El director general del organismo, Tedros Adhanom, ratificó estas directrices tras reunirse con el presidente español, Pedro Sánchez, a propósito del arribo a Tenerife del crucero MV Hondius, embarcación que reportó un brote activo entre sus pasajeros.
Adhanom precisó que los afectados deben someterse a una observación rigurosa, ya sea en instalaciones especializadas o en sus hogares, contando 42 días desde su último contacto con el virus. Aunque instó al aislamiento inmediato de quienes manifiesten sintomatología, aclaró que, por el momento, no existen pruebas de que se trate de una emergencia sanitaria de gran escala.
Debido al extenso ciclo de incubación, las autoridades prevén la aparición de nuevos contagios entre la tripulación y pasajeros del navío. Hasta la fecha, se contabilizan once casos —nueve confirmados con la variante Andes y dos probables—, de los cuales tres resultaron fatales; ante esto, la OMS coordina esfuerzos técnicos con las naciones implicadas.
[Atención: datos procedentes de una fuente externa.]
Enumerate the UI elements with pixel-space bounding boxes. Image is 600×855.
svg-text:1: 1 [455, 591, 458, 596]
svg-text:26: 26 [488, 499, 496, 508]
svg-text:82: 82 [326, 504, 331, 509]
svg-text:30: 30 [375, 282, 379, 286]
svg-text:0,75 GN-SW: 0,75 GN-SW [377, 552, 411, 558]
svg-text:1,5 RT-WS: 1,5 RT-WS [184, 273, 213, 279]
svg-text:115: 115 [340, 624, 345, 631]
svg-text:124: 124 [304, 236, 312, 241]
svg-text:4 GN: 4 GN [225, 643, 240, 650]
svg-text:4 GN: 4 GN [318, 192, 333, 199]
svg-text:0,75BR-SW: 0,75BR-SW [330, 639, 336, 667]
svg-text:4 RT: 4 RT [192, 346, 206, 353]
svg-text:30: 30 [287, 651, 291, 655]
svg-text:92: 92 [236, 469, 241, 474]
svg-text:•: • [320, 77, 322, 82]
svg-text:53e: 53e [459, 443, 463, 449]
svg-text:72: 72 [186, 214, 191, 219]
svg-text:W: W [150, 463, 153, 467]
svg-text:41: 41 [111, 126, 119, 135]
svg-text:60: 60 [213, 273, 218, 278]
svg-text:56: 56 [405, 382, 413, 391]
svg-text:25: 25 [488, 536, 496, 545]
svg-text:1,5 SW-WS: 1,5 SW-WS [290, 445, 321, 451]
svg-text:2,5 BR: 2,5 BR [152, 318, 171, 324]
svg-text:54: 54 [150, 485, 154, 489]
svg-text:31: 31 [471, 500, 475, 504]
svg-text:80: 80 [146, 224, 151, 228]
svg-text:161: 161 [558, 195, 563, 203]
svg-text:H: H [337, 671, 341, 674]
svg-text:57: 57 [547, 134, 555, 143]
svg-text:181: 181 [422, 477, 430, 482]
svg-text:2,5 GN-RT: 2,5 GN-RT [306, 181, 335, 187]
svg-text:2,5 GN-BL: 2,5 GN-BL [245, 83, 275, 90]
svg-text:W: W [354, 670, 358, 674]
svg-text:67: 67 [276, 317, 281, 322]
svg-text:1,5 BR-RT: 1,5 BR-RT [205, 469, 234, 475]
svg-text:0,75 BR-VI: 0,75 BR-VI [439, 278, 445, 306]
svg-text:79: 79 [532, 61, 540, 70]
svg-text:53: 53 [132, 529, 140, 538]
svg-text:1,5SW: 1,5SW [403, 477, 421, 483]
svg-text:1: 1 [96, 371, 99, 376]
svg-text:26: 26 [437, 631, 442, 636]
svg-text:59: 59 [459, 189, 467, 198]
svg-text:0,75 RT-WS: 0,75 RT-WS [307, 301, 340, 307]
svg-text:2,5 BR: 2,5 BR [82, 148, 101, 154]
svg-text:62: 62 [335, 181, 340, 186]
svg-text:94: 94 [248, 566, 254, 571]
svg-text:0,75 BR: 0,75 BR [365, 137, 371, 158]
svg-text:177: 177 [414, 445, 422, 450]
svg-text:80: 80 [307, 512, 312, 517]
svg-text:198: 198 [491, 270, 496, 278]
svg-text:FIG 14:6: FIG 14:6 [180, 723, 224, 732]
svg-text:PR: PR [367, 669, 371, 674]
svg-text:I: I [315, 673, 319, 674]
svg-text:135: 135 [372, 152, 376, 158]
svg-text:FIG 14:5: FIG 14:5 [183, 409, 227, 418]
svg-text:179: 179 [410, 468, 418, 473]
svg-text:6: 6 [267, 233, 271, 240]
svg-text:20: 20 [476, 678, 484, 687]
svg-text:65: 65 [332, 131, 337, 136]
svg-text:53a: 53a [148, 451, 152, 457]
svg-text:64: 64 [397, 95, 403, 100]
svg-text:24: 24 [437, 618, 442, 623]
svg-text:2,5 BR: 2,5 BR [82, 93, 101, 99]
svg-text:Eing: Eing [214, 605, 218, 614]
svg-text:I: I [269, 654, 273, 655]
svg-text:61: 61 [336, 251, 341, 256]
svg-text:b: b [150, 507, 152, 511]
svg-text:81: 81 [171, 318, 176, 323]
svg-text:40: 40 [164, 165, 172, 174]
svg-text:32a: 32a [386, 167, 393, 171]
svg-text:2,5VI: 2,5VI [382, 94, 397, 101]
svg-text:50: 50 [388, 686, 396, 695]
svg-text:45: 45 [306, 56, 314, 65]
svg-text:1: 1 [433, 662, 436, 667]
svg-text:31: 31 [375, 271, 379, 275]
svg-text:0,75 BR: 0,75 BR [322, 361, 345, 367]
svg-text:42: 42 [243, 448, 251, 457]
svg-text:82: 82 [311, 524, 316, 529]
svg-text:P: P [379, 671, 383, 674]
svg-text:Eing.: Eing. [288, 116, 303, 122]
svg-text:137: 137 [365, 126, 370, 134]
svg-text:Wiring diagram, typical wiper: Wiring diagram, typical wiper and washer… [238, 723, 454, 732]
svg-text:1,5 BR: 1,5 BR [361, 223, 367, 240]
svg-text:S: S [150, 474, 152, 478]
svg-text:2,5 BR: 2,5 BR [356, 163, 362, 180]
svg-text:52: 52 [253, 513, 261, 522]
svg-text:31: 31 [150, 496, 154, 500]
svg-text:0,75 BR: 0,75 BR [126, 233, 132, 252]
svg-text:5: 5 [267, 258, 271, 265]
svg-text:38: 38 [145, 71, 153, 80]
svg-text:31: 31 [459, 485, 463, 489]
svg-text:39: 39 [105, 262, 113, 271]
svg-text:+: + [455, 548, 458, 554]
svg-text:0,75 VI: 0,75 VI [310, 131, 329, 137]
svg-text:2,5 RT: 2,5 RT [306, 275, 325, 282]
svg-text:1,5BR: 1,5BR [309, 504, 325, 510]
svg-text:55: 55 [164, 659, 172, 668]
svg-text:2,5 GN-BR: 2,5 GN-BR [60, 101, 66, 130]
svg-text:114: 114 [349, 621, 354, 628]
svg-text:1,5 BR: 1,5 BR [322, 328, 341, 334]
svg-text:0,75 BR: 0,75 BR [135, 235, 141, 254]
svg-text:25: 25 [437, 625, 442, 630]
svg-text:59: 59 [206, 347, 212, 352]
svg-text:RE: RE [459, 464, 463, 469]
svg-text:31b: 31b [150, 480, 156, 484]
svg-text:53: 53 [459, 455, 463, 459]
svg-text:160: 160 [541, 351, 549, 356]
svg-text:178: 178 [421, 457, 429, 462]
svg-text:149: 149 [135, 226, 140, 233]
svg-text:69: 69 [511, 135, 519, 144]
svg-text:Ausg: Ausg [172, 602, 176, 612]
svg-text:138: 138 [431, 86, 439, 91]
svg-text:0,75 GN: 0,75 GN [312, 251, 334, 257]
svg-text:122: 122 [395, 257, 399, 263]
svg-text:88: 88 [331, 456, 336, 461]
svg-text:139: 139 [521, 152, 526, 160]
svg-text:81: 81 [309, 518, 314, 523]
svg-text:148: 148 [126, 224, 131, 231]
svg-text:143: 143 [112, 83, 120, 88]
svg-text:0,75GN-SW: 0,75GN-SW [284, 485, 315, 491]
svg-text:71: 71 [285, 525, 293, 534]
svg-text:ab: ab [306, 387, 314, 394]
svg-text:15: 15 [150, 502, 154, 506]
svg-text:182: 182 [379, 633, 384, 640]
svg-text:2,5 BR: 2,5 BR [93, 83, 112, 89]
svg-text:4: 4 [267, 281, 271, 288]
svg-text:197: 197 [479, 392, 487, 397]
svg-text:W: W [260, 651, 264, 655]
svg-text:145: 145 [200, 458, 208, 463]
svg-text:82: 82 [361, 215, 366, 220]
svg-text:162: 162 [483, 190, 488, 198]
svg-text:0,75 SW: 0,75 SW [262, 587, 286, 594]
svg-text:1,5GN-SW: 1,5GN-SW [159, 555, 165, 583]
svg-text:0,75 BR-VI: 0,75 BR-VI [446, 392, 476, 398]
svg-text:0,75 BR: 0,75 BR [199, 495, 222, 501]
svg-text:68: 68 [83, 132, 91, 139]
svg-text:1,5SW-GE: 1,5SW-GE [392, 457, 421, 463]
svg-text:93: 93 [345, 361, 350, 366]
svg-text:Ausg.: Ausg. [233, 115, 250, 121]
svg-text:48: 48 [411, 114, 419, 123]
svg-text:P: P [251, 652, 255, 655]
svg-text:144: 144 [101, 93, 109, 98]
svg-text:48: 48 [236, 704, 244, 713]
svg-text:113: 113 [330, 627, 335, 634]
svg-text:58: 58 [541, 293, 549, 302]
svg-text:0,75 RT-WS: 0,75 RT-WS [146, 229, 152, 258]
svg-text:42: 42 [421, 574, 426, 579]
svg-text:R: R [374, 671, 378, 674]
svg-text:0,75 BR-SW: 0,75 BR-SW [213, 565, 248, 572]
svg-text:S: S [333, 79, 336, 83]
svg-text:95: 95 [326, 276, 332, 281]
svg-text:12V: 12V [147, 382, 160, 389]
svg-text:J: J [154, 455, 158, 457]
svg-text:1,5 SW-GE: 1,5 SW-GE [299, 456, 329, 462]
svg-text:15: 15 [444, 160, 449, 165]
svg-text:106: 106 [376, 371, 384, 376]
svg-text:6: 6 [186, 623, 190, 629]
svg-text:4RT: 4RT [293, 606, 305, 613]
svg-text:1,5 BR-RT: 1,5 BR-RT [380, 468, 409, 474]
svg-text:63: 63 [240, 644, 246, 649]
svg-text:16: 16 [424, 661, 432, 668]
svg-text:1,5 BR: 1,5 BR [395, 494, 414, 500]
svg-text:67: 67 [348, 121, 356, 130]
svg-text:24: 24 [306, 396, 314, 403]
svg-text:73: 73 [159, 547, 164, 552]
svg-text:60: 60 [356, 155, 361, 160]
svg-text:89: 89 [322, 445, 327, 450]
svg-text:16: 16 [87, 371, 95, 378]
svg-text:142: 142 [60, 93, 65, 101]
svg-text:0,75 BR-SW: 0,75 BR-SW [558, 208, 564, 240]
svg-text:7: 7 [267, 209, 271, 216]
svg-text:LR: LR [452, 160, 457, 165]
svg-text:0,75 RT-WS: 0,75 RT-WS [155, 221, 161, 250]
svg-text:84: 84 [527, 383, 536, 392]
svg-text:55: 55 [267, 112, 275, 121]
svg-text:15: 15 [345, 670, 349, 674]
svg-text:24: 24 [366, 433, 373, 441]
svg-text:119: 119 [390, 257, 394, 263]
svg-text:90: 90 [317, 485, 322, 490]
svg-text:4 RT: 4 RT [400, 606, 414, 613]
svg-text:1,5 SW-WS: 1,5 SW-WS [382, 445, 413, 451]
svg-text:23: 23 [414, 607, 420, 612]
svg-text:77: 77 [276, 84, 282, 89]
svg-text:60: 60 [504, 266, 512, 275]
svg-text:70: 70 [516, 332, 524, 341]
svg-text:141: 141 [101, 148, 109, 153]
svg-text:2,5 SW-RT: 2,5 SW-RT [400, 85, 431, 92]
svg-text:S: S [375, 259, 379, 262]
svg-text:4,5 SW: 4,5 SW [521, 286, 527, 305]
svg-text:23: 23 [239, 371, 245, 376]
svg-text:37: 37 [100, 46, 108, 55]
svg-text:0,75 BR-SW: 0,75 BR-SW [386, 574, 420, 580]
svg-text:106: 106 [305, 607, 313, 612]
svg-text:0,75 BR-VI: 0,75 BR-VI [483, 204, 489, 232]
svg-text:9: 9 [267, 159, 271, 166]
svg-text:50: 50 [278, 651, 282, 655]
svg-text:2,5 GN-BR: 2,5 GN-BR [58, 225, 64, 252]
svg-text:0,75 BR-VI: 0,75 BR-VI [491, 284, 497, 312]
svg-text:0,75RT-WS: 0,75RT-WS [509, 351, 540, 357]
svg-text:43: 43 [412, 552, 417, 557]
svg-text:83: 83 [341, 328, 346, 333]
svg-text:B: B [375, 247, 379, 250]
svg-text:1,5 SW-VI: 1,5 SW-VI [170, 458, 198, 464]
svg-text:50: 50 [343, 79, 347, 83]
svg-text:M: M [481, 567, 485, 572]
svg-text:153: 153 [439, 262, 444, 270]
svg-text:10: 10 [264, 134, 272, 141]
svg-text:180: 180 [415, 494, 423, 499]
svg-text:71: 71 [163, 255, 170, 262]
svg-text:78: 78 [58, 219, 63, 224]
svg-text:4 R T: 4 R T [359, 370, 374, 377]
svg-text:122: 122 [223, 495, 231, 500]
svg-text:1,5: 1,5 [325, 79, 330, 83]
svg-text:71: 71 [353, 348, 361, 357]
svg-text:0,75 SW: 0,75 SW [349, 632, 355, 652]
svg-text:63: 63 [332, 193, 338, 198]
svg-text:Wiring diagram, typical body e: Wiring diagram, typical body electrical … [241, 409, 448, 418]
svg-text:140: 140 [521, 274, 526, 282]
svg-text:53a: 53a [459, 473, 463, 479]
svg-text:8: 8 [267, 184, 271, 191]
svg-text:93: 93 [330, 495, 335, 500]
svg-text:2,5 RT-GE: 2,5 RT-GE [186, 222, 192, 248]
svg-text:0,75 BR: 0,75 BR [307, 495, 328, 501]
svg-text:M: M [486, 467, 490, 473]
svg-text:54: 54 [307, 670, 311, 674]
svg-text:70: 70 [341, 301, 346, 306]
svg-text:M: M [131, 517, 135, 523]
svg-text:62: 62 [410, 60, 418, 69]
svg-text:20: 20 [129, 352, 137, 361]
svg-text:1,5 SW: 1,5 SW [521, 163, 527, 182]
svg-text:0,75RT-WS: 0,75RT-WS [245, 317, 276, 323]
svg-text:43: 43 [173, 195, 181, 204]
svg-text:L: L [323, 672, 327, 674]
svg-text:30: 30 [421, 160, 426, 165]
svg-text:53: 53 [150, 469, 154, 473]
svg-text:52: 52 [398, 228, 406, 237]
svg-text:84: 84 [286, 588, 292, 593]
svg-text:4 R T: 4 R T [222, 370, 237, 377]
Sustento científico del periodo de incubación
Investigaciones previas, como un estudio de la Universidad del Desarrollo en Chile publicado en Emerging Infectious Diseases, sostienen que el virus puede permanecer latente hasta 39 días, con un promedio de 18 días de incubación.
Pese a las medidas preventivas, expertos como Víctor Jiménez, catedrático de la Universidad Complutense de Madrid, señalan que no existen datos concluyentes que demuestren que los pacientes asintomáticos puedan contagiar a otros.